NOTE: The article contains MILD SPOILERS for Star Wars: The Force Awakens

As soon as news dropped that Disney was going to make the next episode of the Star Wars series, I knew it would be absolutely impossible for me to give it a fair and unbiased review. Now, after seeing the movie twice, I still find myself in the same predicament. 

Star Wars is the greatest artistic inspiration of my entire life and the day my dad watched it with me for the first time was the day my passion, my goals, and my life changed forever. Giving The Force Awakens a bad review was never going to happen. On the other hand, my journalistic integrity would get in the way of me comfortably giving the film an overwhelmingly positive review. I still had to look at it with an analytical eye as well as the eye of a fan.

I'm holding out hope that The Force Awakens will be a good launch-point for Star Wars to live on indefinitely. Many interesting characters and storylines were introduced, led by Kylo Ren and his backstory. It felt like the original trilogy in scope and tone. I can't wait for Rian Johnson's Episode XIII.

But, Star Wars was already going to live on forever, and I guess that's my main contention with the new film (as well as the prequels) – that it is unnecessary.

Return of the Jedi brought a sense of completion to George Lucas' original saga and A New Hope is one of the most perfect (and self-contained) stories ever told. The Empire Strikes Back is one of the greatest films ever made. The Expanded Universe books and comics satiated fans who wanted more content, but the love always started and was always going to be with the original trilogy.

The Force Awakens is a solid movie and J.J. Abrams did an admirable job, especially considering the hype leading up to the film's release, but it is easy to see what it truly is – a product.

This trend has been no more apparent than this past year which saw Avengers 2 and Jurassic World become big box-office successes. Studios and audiences alike are conservative in their tastes and by and large, only spend money on things that are proven and invoke a sense of nostalgia.

Things were different in 1977. Star Wars was the biggest gamble in film history. An unproven filmmaker, with an unproven cast, with unproven special effects. It should have amounted to a disaster, but it didn't.

The story, characters, and breathtaking special effects touched something deep within everybody who saw it and it wasn't a longing for nostalgia or hope for more. Lucas had to make the film as if it would fail and his subsequent stories couldn't be told. It was a film for everyone, about everyone, and the crazy world that we live in. It was a modern myth.

In the creation of his saga, Lucas explained that certain events would "rhyme" with one another.
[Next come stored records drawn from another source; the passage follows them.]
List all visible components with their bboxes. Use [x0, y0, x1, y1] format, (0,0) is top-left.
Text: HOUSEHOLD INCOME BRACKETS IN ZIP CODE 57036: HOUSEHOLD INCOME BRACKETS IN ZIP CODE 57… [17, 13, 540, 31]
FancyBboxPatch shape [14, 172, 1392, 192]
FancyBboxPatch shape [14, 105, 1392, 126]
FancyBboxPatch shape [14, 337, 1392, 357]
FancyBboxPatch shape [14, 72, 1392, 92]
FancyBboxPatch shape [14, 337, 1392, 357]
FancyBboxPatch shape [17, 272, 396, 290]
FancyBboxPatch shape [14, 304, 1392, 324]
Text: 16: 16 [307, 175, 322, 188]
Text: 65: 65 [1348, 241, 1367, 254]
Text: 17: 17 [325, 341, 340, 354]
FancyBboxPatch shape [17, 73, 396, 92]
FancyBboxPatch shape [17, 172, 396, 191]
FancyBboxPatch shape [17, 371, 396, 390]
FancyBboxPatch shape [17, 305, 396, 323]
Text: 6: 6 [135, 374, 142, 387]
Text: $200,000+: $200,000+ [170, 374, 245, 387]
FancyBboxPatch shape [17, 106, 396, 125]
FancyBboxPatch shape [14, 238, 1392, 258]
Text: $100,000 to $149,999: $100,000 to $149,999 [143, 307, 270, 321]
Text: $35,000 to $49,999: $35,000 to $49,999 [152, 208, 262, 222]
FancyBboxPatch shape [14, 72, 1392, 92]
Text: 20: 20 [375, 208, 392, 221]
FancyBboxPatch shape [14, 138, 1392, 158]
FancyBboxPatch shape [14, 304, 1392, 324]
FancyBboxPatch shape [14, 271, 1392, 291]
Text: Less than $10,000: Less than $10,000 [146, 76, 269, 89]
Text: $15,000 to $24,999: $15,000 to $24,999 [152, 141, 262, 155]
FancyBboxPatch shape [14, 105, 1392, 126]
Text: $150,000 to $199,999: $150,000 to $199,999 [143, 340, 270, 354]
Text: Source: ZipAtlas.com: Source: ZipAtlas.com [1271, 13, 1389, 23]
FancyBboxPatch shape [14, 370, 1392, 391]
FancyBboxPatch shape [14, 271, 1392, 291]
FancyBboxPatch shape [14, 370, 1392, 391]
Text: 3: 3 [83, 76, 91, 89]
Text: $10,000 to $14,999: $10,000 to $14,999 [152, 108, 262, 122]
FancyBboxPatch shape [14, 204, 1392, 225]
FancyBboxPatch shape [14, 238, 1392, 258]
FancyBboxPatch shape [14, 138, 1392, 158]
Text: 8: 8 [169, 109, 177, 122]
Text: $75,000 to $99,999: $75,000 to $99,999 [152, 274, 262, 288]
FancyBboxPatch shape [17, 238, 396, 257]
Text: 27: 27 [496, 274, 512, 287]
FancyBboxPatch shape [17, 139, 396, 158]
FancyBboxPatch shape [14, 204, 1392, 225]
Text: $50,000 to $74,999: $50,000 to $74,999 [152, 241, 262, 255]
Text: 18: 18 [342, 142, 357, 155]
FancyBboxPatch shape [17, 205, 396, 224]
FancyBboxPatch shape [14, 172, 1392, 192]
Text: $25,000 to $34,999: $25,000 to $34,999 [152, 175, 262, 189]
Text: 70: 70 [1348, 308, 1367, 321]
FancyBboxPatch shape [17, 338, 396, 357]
Certain images and thematic elements would be riffed off of to tell new and different stories. The Star Wars magic would be consistent. 

This is where I take exception with the new film. Unlike Lucas' films, The Force Awakens, narratively speaking, is closer to an exact copy than a rhyme. It's more of a reboot than a continuation. Before the films release, Disney erased all Lucas-approved EU material in order to give filmmakers more freedom. But ultimately, the film's main narrative hinges on the same exact plot beats as A New Hope. While it can be argued that this is intentional, creatively, it's inexcusable.

The characters, apart from Kylo Ren and the original cast, are poorly-drawn fan inserts. Poe Dameron is invincible in an X-Wing and always awesome. Finn is a bumbling fool who gets by on dumb luck. But Rey is really who The Force Awakens tries (perhaps too much) to make the audience invest in. Many say that a movie is only as strong as its villain, and while in some cases that's true (The Dark Knight), more often than not, the film is designed for the audience to invest in the hero.

These new films will live or die by the character of Rey, a scavenger from the desert planet Jakku. Rey is written as a physically strong lead with Force sensitivity that would put Yoda to shame. While her backstory will be interesting to discover going forward, there is nothing interesting about her as a character or person. She easily overcomes adversity and is liked or envied by everyone in the movie. If the hero has no stakes, why should the audience?

It's not to say The Force Awakens isn't a thrill-ride. It definitely is. It's exciting. It's funny. It's the most gorgeously shot of all the films. It's everything a fan could want to see. But I couldn't help but think about what it means for the Star Wars legacy and for the future of storytelling in film. 

The Force Awakens is a critical and financial success, but a narrative failure. It does not hold up without our love of the original trilogy. Its cliffhanger ending signals a trend for more serialized movie making than self-contained storytelling. While The Force Awakens left me excited, its transparent characters, story, and effects did not leave me gazing upon it in awe.

The Force Awakens represents a move from creating something special, to something satisfying and safe. To me, there's beauty lost in that. Perhaps this is the greatest tragedy: That a film carrying the moniker of Star Wars is not inspiring.

Then again, it's quite possible that Star Wars fans don't need to be inspired anymore. The spark was set off with A New Hope and now all fans crave is more content, whether its good or bad. I'm happy that we are getting more Star Wars, but wary that the brand is more powerful than the films.

We'll see where this new trilogy and cast of characters take us, but with a new film coming every year, that wondrous galaxy far, far away will become closer and more familiar than ever and we could forget about what made it so special in the first place.